The flavor of the diversified portfolio is completely different from an investment of just US stocks. Yet investors regularly try to compare the two.
A few months ago, a reader wanted to know why her small account with a well-known brokerage house was doing three times better than her IRA managed by a fee-only advisor. She was thinking she should put all her IRA money with the brokerage firm.
Following up revealed the ingredients in her IRA: 30% was in a global mix of 1,100 high quality bonds, 300 high yield bonds, and 20 TIPS. The remaining 70% was in a global mix of 12,000 US, international and emerging market companies of all sizes, 300 real estate investment trusts, 21 commodities, a long/short fund with hundreds of positions, and a smattering of other investment strategies.
The small brokerage account had just one ingredient: 31 large US stocks.
Over the previous 15 months, the globally diversified portfolio had returned 9% and the 31 US stocks had returned 21%. Of course, the US stocks in her diversified portfolio had also returned 21%, but just like the chunks of beef in a pot pie, they only made up part of the mix, in this case 17%. So, comparing the diversified pot pie of her IRA return to the single-ingredient pot roast of her brokerage account was not valid.

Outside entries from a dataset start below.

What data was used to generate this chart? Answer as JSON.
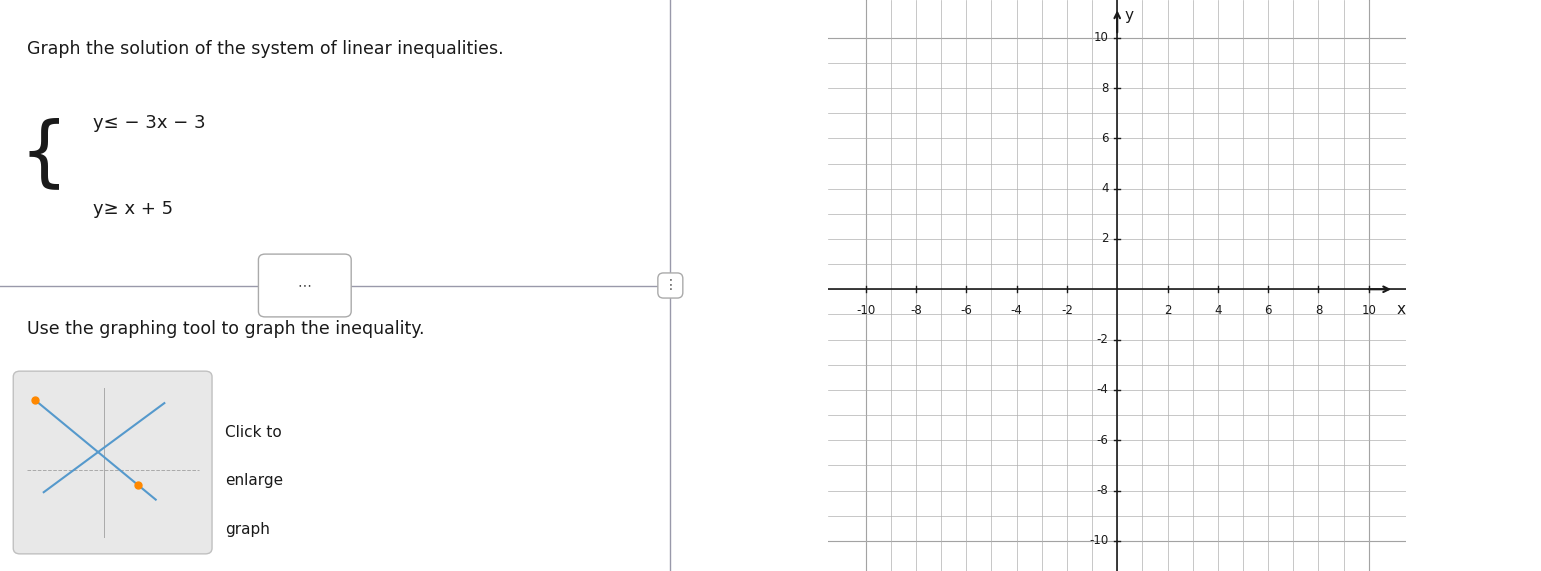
{
  "title_text": "Graph the solution of the system of linear inequalities.",
  "ineq1_line1": "y≤ − 3x − 3",
  "ineq2_line1": "y≥ x + 5",
  "instruction": "Use the graphing tool to graph the inequality.",
  "thumbnail_text": [
    "Click to",
    "enlarge",
    "graph"
  ],
  "axis_min": -10,
  "axis_max": 10,
  "tick_step": 2,
  "grid_minor_color": "#b0b0b0",
  "grid_major_color": "#888888",
  "axis_color": "#1a1a1a",
  "background_color": "#ffffff",
  "text_color": "#1a1a1a",
  "divider_color": "#9999aa",
  "thumb_line1_color": "#5599cc",
  "thumb_line2_color": "#5599cc",
  "thumb_dot_color": "#ff8800",
  "fig_width": 15.41,
  "fig_height": 5.71,
  "dpi": 100
}
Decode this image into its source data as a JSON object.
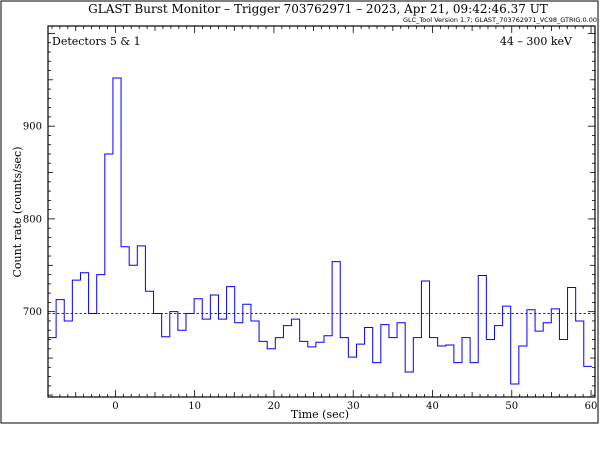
{
  "chart_data": {
    "type": "line",
    "style": "histogram-step",
    "title": "GLAST Burst Monitor  –  Trigger 703762971  –  2023, Apr 21, 09:42:46.37 UT",
    "subtitle": "GLC_Tool Version 1.7; GLAST_703762971_VC98_GTRIG.0.00",
    "left_annotation": "Detectors 5 & 1",
    "right_annotation": "44 – 300 keV",
    "xlabel": "Time (sec)",
    "ylabel": "Count rate (counts/sec)",
    "xlim": [
      -8.5,
      60.5
    ],
    "ylim": [
      608,
      1008
    ],
    "x_ticks": [
      0,
      10,
      20,
      30,
      40,
      50,
      60
    ],
    "y_ticks": [
      700,
      800,
      900
    ],
    "reference_line": {
      "value": 698,
      "style": "dashed"
    },
    "bin_width": 1.024,
    "bin_start": -8.5,
    "values": [
      672,
      713,
      690,
      734,
      742,
      698,
      740,
      870,
      952,
      770,
      750,
      771,
      722,
      698,
      673,
      700,
      680,
      698,
      714,
      692,
      718,
      692,
      727,
      688,
      708,
      690,
      668,
      660,
      672,
      685,
      692,
      668,
      662,
      667,
      674,
      754,
      672,
      651,
      665,
      683,
      645,
      686,
      672,
      688,
      635,
      672,
      733,
      672,
      663,
      664,
      645,
      672,
      645,
      739,
      670,
      685,
      706,
      622,
      663,
      702,
      679,
      688,
      703,
      670,
      726,
      690,
      641
    ],
    "colors": {
      "series": "#0000ff",
      "axes": "#000000",
      "reference": "#000000"
    }
  }
}
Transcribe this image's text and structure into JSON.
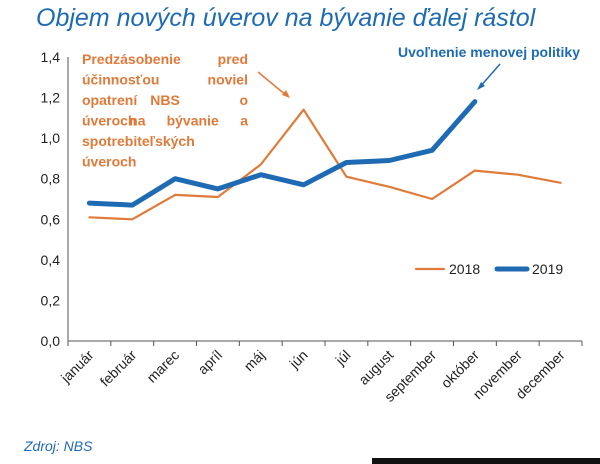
{
  "title": "Objem nových úverov na bývanie ďalej rástol",
  "source": "Zdroj: NBS",
  "chart_data": {
    "type": "line",
    "categories": [
      "január",
      "február",
      "marec",
      "apríl",
      "máj",
      "jún",
      "júl",
      "august",
      "september",
      "október",
      "november",
      "december"
    ],
    "series": [
      {
        "name": "2018",
        "color": "#e07a3a",
        "values": [
          0.61,
          0.6,
          0.72,
          0.71,
          0.87,
          1.14,
          0.81,
          0.76,
          0.7,
          0.84,
          0.82,
          0.78
        ]
      },
      {
        "name": "2019",
        "color": "#1f6bb3",
        "values": [
          0.68,
          0.67,
          0.8,
          0.75,
          0.82,
          0.77,
          0.88,
          0.89,
          0.94,
          1.18,
          null,
          null
        ]
      }
    ],
    "ylim": [
      0,
      1.4
    ],
    "yticks": [
      "0,0",
      "0,2",
      "0,4",
      "0,6",
      "0,8",
      "1,0",
      "1,2",
      "1,4"
    ],
    "grid": false,
    "legend": "lower-right",
    "annotations": {
      "orange_lines": [
        [
          "Predzásobenie",
          "pred"
        ],
        [
          "účinnosťou",
          "noviel"
        ],
        [
          "opatrení",
          "NBS",
          "o"
        ],
        [
          "úveroch",
          "na",
          "bývanie",
          "a"
        ],
        [
          "spotrebiteľských"
        ],
        [
          "úveroch"
        ]
      ],
      "blue": "Uvoľnenie menovej politiky"
    }
  }
}
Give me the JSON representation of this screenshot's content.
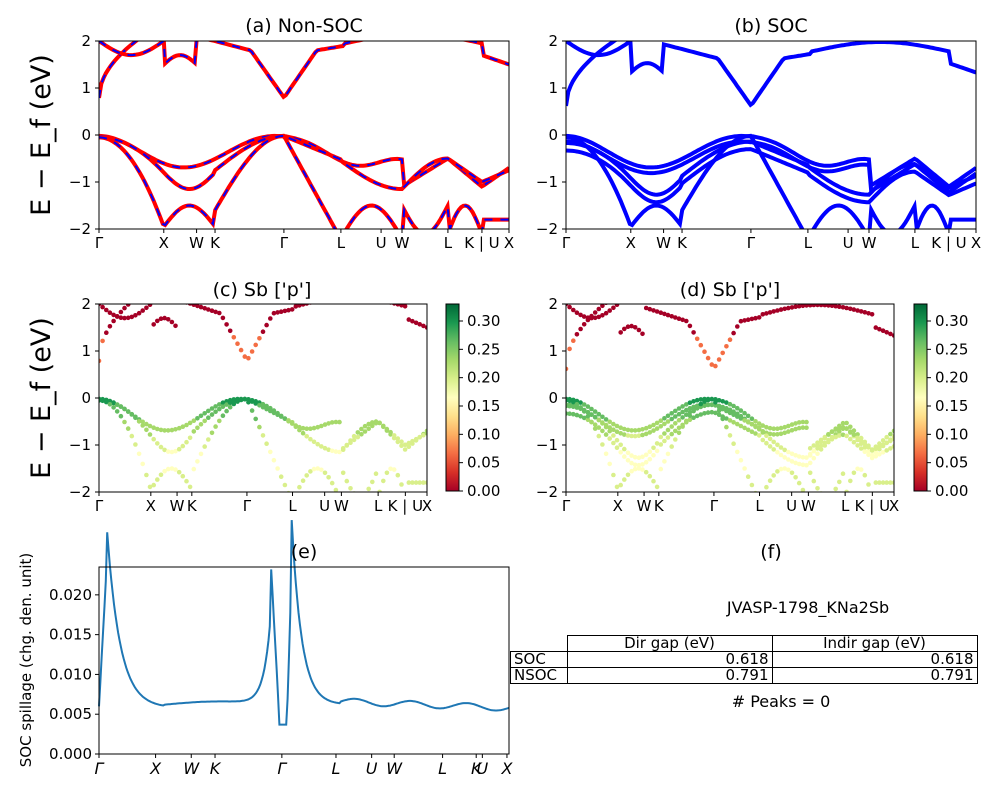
{
  "chart_data": [
    {
      "type": "line",
      "panel": "a",
      "title": "(a) Non-SOC",
      "ylabel": "E − E_f (eV)",
      "ylim": [
        -2,
        2
      ],
      "yticks": [
        "−2",
        "−1",
        "0",
        "1",
        "2"
      ],
      "xtick_labels": [
        "Γ",
        "X",
        "W",
        "K",
        "Γ",
        "L",
        "U",
        "W",
        "L",
        "K | U",
        "X"
      ],
      "x": [
        0,
        0.1,
        0.2,
        0.3,
        0.4,
        0.5,
        0.6,
        0.7,
        0.8,
        0.9,
        1.0,
        1.1,
        1.2,
        1.3,
        1.4,
        1.5,
        1.6,
        1.7,
        1.8,
        1.9,
        2.0,
        2.1,
        2.2,
        2.3,
        2.4,
        2.5,
        2.6,
        2.7,
        2.8,
        2.9,
        3.0,
        3.1,
        3.2,
        3.3,
        3.4,
        3.5,
        3.6,
        3.7,
        3.8,
        3.9,
        4.0,
        4.1,
        4.2,
        4.3,
        4.4,
        4.5,
        4.6,
        4.7,
        4.8,
        4.9,
        5.0,
        5.1,
        5.2,
        5.3,
        5.4,
        5.5,
        5.6,
        5.7,
        5.8,
        5.9,
        6.0,
        6.1,
        6.2,
        6.3,
        6.4,
        6.5,
        6.6,
        6.7,
        6.8,
        6.9,
        7.0,
        7.1,
        7.2,
        7.3,
        7.4,
        7.5,
        7.6,
        7.7,
        7.8,
        7.9,
        8.0,
        8.1,
        8.2,
        8.3,
        8.4,
        8.5,
        8.6,
        8.7,
        8.8,
        8.9,
        9.0,
        9.1,
        9.2,
        9.3,
        9.4,
        9.5,
        9.6,
        9.7,
        9.8,
        9.9,
        10.0,
        10.1,
        10.2,
        10.3,
        10.4,
        10.5,
        10.6,
        10.7,
        10.8,
        10.9,
        11.0,
        11.1,
        11.2,
        11.3,
        11.4,
        11.5,
        11.6,
        11.7,
        11.8,
        11.9,
        12.0,
        12.1,
        12.2,
        12.3,
        12.4,
        12.5,
        12.6,
        12.7,
        12.8,
        12.9,
        13.0,
        13.1,
        13.2,
        13.3,
        13.4,
        13.5,
        13.6,
        13.7,
        13.8,
        13.9,
        14.0,
        14.1,
        14.2,
        14.3,
        14.4,
        14.5,
        14.6,
        14.7,
        14.8,
        14.9,
        15.0,
        15.1,
        15.2,
        15.3,
        15.4,
        15.5,
        15.6,
        15.7,
        15.8,
        15.9,
        16.0,
        16.1,
        16.2,
        16.3,
        16.4,
        16.5,
        16.6,
        16.7,
        16.8,
        16.9,
        17.0,
        17.1,
        17.2,
        17.3,
        17.4,
        17.5,
        17.6,
        17.7,
        17.8,
        17.9,
        18.0,
        18.1,
        18.2,
        18.3,
        18.4,
        18.5,
        18.6,
        18.7,
        18.8,
        18.9,
        19.0,
        19.1,
        19.2,
        19.3,
        19.4,
        19.5,
        19.6,
        19.7,
        19.8,
        19.9,
        20.0,
        20.1,
        20.2,
        20.3,
        20.4,
        20.5,
        20.6,
        20.7,
        20.8,
        20.9,
        21.0,
        21.1,
        21.2,
        21.3,
        21.4,
        21.5,
        21.6,
        21.7,
        21.8,
        21.9,
        22.0,
        22.1,
        22.2,
        22.3,
        22.4,
        22.5,
        22.6,
        22.7,
        22.8,
        22.9,
        23.0,
        23.1,
        23.2,
        23.3,
        23.4,
        23.5,
        23.6,
        23.7,
        23.8,
        23.9,
        24.0,
        24.1,
        24.2,
        24.3,
        24.4,
        24.5,
        24.6,
        24.7,
        24.8,
        24.9,
        25.0,
        25.1,
        25.2,
        25.3,
        25.4,
        25.5,
        25.6,
        25.7,
        25.8,
        25.9,
        26.0,
        26.1,
        26.2,
        26.3,
        26.4,
        26.5,
        26.6,
        26.7,
        26.8,
        26.9,
        27.0,
        27.1,
        27.2,
        27.3,
        27.4,
        27.5,
        27.6,
        27.7,
        27.8,
        27.9,
        28.0,
        28.1,
        28.2,
        28.3,
        28.4,
        28.5,
        28.6,
        28.7,
        28.8,
        28.9,
        29.0,
        29.1,
        29.2,
        29.3,
        29.4,
        29.5,
        29.6,
        29.7,
        29.8,
        29.9,
        30.0,
        30.1,
        30.2,
        30.3,
        30.4,
        30.5,
        30.6,
        30.7,
        30.8,
        30.9,
        31.0,
        31.1,
        31.2,
        31.3,
        31.4,
        31.5,
        31.6,
        31.7,
        31.8,
        31.9,
        32.0,
        32.1,
        32.2,
        32.3,
        32.4,
        32.5,
        32.6,
        32.7,
        32.8,
        32.9,
        33.0,
        33.1,
        33.2,
        33.3,
        33.4,
        33.5,
        33.6,
        33.7,
        33.8,
        33.9,
        34.0,
        34.1,
        34.2,
        34.3,
        34.4,
        34.5,
        34.6,
        34.7,
        34.8,
        34.9,
        35.0,
        35.1,
        35.2,
        35.3,
        35.4,
        35.5,
        35.6,
        35.7,
        35.8,
        35.9,
        36.0,
        36.1,
        36.2,
        36.3,
        36.4,
        36.5,
        36.6,
        36.7,
        36.8,
        36.9,
        37.0,
        37.1,
        37.2,
        37.3,
        37.4,
        37.5,
        37.6,
        37.7,
        37.8,
        37.9,
        38.0,
        38.1,
        38.2,
        38.3,
        38.4,
        38.5,
        38.6,
        38.7,
        38.8,
        38.9,
        39.0,
        39.1,
        39.2,
        39.3,
        39.4,
        39.5,
        39.6,
        39.7,
        39.8,
        39.9,
        40.0,
        40.1,
        40.2,
        40.3,
        40.4,
        40.5,
        40.6,
        40.7,
        40.8,
        40.9,
        41.0,
        41.1,
        41.2,
        41.3,
        41.4,
        41.5,
        41.6,
        41.7,
        41.8,
        41.9,
        42.0,
        42.1,
        42.2,
        42.3,
        42.4,
        42.5,
        42.6,
        42.7,
        42.8,
        42.9,
        43.0,
        43.1,
        43.2,
        43.3,
        43.4,
        43.5,
        43.6,
        43.7,
        43.8,
        43.9,
        44.0,
        44.1,
        44.2,
        44.3,
        44.4,
        44.5,
        44.6,
        44.7,
        44.8,
        44.9,
        45.0
      ],
      "x_ticks_at": [
        0,
        6.5,
        9.75,
        11.6,
        18.5,
        24.2,
        28.2,
        30.3,
        34.9,
        38.3,
        41.0
      ],
      "series": []
    }
  ],
  "figure": {
    "panels": {
      "a": {
        "title": "(a) Non-SOC"
      },
      "b": {
        "title": "(b) SOC"
      },
      "c": {
        "title": "(c)  Sb ['p']"
      },
      "d": {
        "title": "(d) Sb ['p']"
      },
      "e": {
        "title": "(e)",
        "ylabel": "SOC spillage (chg. den. unit)"
      },
      "f": {
        "title": "(f)"
      }
    },
    "ylabel_bands": "E − E_f (eV)",
    "band_yticks": [
      "−2",
      "−1",
      "0",
      "1",
      "2"
    ],
    "band_xticks": [
      "Γ",
      "X",
      "W",
      "K",
      "Γ",
      "L",
      "U",
      "W",
      "L",
      "K | U",
      "X"
    ],
    "spillage_xticks": [
      "Γ",
      "X",
      "W",
      "K",
      "Γ",
      "L",
      "U",
      "W",
      "L",
      "K",
      "U",
      "X"
    ],
    "spillage_yticks": [
      "0.000",
      "0.005",
      "0.010",
      "0.015",
      "0.020"
    ],
    "colorbar_c_ticks": [
      "0.00",
      "0.05",
      "0.10",
      "0.15",
      "0.20",
      "0.25",
      "0.30"
    ],
    "colorbar_d_ticks": [
      "0.00",
      "0.05",
      "0.10",
      "0.15",
      "0.20",
      "0.25",
      "0.30"
    ],
    "table": {
      "title": "JVASP-1798_KNa2Sb",
      "headers": [
        "Dir gap (eV)",
        "Indir gap (eV)"
      ],
      "rows": [
        {
          "label": "SOC",
          "dir": "0.618",
          "indir": "0.618"
        },
        {
          "label": "NSOC",
          "dir": "0.791",
          "indir": "0.791"
        }
      ],
      "peaks": "# Peaks = 0"
    },
    "colors": {
      "nsoc_line": "#ff0000",
      "nsoc_dash": "#0000ff",
      "soc_line": "#0000ff",
      "spillage": "#1f77b4"
    }
  }
}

Over the past nine years nothing has done better among major asset classes than US stocks. Any diversified portfolio will have underperformed them. That phenomenon will inevitably end. The time will come, sooner or later, when US stocks will be one of the worst performers of the decade.
Just as a diversified portfolio will often garner smaller returns when US stocks rise, it will also have substantially higher returns when US stocks crash. At that time, those with diversified portfolios will be thankful that they stayed the course. And millions of other investors will be wishing they had ordered pot pie instead of pot roast.